À l'issue de pourparlers directs à Washington, il a ajouté : "Nous aimerions éloigner la France de presque tout, surtout des négociations de paix." Cette déclaration révèle non seulement une aversion claire pour l'influence française mais aussi une position résolue de la part du gouvernement israélien, qui considère que Paris ne joue pas un rôle constructif au Liban.
Posé la question d'un éventuel effort concerté pour tenir la France à l'écart, Leiter a répondu : "Ils ne sont pas nécessaires. Leur influence n’est pas positive, surtout au Liban." Cette position ferme soulève des interrogations quant à l'avenir des relations diplomatiques entre les nations concernées.
Pour sa part, la France, qui entretient des liens historiques avec le Liban, a récemment uni sa voix à celle de dix-sept autres pays pour inciter les deux parties à profiter de ces pourparlers sous la médiation américaine. Dans une déclaration conjointe, Paris a exprimé son souhait de voir le Liban et Israël "saisir l’opportunité" de construire une paix durable.
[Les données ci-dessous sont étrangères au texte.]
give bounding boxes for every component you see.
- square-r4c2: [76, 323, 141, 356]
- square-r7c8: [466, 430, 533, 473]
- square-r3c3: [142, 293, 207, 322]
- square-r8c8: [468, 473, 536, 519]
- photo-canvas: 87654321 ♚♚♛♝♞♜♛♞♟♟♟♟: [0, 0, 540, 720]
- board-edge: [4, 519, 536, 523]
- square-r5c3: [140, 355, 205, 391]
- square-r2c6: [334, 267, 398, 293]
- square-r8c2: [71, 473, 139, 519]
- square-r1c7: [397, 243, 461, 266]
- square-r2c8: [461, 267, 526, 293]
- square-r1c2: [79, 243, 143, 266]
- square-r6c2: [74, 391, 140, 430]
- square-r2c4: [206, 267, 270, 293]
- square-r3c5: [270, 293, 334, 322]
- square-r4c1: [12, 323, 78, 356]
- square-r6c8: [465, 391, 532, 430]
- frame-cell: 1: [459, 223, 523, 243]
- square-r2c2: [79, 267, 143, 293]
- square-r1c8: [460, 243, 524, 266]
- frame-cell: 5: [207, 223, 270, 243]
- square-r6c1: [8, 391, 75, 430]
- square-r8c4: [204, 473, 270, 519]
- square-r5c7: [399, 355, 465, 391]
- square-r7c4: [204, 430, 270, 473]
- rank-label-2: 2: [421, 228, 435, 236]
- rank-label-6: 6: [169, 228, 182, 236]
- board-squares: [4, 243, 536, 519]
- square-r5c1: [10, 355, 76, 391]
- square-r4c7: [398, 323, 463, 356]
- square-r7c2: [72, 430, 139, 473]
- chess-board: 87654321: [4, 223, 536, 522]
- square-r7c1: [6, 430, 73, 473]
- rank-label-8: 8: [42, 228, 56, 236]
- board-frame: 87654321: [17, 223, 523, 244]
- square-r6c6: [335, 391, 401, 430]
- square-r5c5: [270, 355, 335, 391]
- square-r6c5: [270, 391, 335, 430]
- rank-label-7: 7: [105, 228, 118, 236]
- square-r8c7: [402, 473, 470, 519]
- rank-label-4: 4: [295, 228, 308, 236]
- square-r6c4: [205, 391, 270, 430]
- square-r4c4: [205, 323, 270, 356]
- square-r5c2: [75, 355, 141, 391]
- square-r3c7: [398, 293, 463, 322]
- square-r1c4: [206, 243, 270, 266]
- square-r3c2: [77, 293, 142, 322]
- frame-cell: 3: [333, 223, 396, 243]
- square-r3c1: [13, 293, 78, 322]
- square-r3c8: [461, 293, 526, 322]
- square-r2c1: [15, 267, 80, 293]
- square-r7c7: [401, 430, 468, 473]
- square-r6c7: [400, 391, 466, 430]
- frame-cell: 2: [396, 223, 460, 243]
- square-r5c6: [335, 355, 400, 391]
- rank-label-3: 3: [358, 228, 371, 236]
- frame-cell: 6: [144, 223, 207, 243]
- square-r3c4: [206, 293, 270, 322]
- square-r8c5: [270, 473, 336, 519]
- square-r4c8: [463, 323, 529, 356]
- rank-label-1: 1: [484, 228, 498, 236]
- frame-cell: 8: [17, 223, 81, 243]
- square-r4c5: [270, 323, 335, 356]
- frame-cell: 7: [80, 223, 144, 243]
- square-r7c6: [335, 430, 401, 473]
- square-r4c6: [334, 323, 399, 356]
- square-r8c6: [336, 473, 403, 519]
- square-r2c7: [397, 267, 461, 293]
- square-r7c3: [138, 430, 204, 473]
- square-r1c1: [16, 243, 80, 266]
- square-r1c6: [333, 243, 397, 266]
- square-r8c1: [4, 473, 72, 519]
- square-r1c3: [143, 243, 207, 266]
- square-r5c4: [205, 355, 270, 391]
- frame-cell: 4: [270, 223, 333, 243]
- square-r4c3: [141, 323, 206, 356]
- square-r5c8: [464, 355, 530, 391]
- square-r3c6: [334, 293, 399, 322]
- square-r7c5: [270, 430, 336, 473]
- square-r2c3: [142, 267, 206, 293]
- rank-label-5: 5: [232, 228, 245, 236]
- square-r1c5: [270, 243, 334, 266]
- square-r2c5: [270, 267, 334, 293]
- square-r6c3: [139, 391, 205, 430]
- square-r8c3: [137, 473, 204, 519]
Paris condamne les frappes israéliennes
La France a également exprimé son indignation face aux frappes israéliennes sur le Liban, jugées "intolérables" et responsables de plus de 350 morts et 1 200 blessés, un incident tragique survenu le 8 avril. Le gouvernement français a insisté sur la nécessité d'inclure le front libanais dans le cessez-le-feu négocié avec l'Iran, ce qui n'a pas été bien accueilli par Israël.
Les relations entre le président Emmanuel Macron et le Premier ministre israélien Benjamin Netanyahu semblent s'être détériorées, surtout après la reconnaissance par la France d'un État palestinien. Ce contexte tendu pourrait avoir des implications sur le scénario diplomatique au Moyen-Orient. Comme le souligne un expert en relations internationales, "la dynamique des alliances dans cette région est volatile et les positions de chaque pays peuvent évoluer rapidement, il est crucial de suivre de près ces développements".